Beta-ketothiolase (BKT) deficiency

Alternative names
  • alpha-methylacetoacetic aciduria
  • 3-ketothiolase deficiency
  • Mitochondrial acetoacetyl-CoA thiolase deficiency
  • T2 deficiency
  • 3-oxothiolase deficiency
  • 2-methyl-3-hydroxybutyric acidaemia
About the condition BKT deficiency is an organic acid disorder. It is a hereditary disease that is caused by a missing enzyme needed to convert protein into energy. There is also failure to utilise ketone bodies.

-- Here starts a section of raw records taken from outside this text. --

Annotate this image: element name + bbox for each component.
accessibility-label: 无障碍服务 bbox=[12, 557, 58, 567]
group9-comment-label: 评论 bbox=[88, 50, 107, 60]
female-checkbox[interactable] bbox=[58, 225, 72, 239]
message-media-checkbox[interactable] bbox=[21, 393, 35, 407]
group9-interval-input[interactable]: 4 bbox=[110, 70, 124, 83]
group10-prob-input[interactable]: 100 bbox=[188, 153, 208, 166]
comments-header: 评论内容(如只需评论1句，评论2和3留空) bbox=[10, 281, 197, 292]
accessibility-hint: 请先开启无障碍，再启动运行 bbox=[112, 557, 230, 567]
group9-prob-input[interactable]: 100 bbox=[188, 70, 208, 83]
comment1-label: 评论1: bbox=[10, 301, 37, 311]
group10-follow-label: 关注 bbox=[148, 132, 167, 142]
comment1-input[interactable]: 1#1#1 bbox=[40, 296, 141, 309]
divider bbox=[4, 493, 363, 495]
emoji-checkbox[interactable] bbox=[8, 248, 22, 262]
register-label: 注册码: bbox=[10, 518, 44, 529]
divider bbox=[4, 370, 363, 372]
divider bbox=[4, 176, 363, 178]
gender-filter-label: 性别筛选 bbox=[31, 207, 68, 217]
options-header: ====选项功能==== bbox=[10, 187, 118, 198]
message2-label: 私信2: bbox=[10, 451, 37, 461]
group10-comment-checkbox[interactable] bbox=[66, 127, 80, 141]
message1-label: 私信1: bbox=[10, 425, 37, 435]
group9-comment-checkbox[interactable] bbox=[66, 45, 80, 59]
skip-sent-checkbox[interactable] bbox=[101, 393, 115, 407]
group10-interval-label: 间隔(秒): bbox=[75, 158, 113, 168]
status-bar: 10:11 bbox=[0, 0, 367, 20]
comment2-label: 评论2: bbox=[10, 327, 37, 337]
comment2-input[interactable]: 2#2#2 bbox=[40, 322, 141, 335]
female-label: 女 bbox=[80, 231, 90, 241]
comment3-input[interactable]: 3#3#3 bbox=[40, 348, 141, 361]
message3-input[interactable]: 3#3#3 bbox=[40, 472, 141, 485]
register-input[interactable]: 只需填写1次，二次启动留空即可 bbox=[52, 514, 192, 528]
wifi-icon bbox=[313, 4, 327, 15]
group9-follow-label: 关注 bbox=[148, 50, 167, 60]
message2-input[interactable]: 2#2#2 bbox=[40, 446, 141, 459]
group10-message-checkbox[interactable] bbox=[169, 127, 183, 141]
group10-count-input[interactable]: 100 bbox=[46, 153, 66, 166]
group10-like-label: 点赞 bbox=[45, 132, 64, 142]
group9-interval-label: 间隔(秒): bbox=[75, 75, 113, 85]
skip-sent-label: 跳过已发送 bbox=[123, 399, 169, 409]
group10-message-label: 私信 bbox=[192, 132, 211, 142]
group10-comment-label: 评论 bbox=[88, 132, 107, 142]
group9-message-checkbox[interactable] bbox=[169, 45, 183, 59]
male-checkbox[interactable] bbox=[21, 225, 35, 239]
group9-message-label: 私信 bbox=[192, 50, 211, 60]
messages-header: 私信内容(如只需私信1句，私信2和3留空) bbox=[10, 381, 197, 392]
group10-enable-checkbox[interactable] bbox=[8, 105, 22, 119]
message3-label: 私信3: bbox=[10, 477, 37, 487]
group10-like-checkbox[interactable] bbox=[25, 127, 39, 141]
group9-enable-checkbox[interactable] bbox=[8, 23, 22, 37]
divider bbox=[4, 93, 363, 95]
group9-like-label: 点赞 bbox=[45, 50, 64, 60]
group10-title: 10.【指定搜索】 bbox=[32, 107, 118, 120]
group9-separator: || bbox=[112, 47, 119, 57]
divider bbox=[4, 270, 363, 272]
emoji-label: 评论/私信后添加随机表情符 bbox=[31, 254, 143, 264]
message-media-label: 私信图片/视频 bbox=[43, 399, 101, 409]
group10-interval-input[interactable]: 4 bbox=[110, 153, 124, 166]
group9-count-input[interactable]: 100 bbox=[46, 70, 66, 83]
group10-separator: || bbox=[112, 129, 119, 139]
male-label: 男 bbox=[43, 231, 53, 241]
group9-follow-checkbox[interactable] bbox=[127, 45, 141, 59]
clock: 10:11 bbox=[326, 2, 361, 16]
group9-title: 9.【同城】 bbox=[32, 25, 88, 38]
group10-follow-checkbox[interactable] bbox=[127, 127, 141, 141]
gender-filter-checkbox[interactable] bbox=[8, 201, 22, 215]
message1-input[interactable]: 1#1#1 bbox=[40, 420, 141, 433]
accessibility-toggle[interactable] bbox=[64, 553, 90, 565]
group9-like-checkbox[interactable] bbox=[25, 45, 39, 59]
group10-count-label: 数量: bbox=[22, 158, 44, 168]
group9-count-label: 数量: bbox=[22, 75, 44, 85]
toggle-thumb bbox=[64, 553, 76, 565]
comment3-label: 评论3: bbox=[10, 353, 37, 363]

Inheritance Autosomal recessive
Year screening started in WA
2005 
Incidence in Australia Currently unknown
Enzyme defect Deficiency of 3-ketothiolase, which converts 2-methylacetoacetyl-CoA to propionyl-CoA and acetyl-CoA.
Symptoms if untreated
  • Episodic ketoacidosis
  • Nausea and vomiting
  • Intellectual disability
  • Coma and death possible
  • Significant clinical heterogeneity
Metabolites on bloodspot screening Increased 2-methyl-3-hydroxybutyrylcarnitine and tiglylcarnitine (C5OH and C5:1).
Diagnostic tests
  • Plasma acylcarnitine profile
  • Urine organic acids
  • ACAT1 gene analysis
Treatment
  • Low-protein diet
  • Carnitine supplementation
  • Avoidance of fasting
  • IV glucose and bicarbonate during crisis episodes
Screening issues Not all cases will show biochemical abnormalities on newborn screening.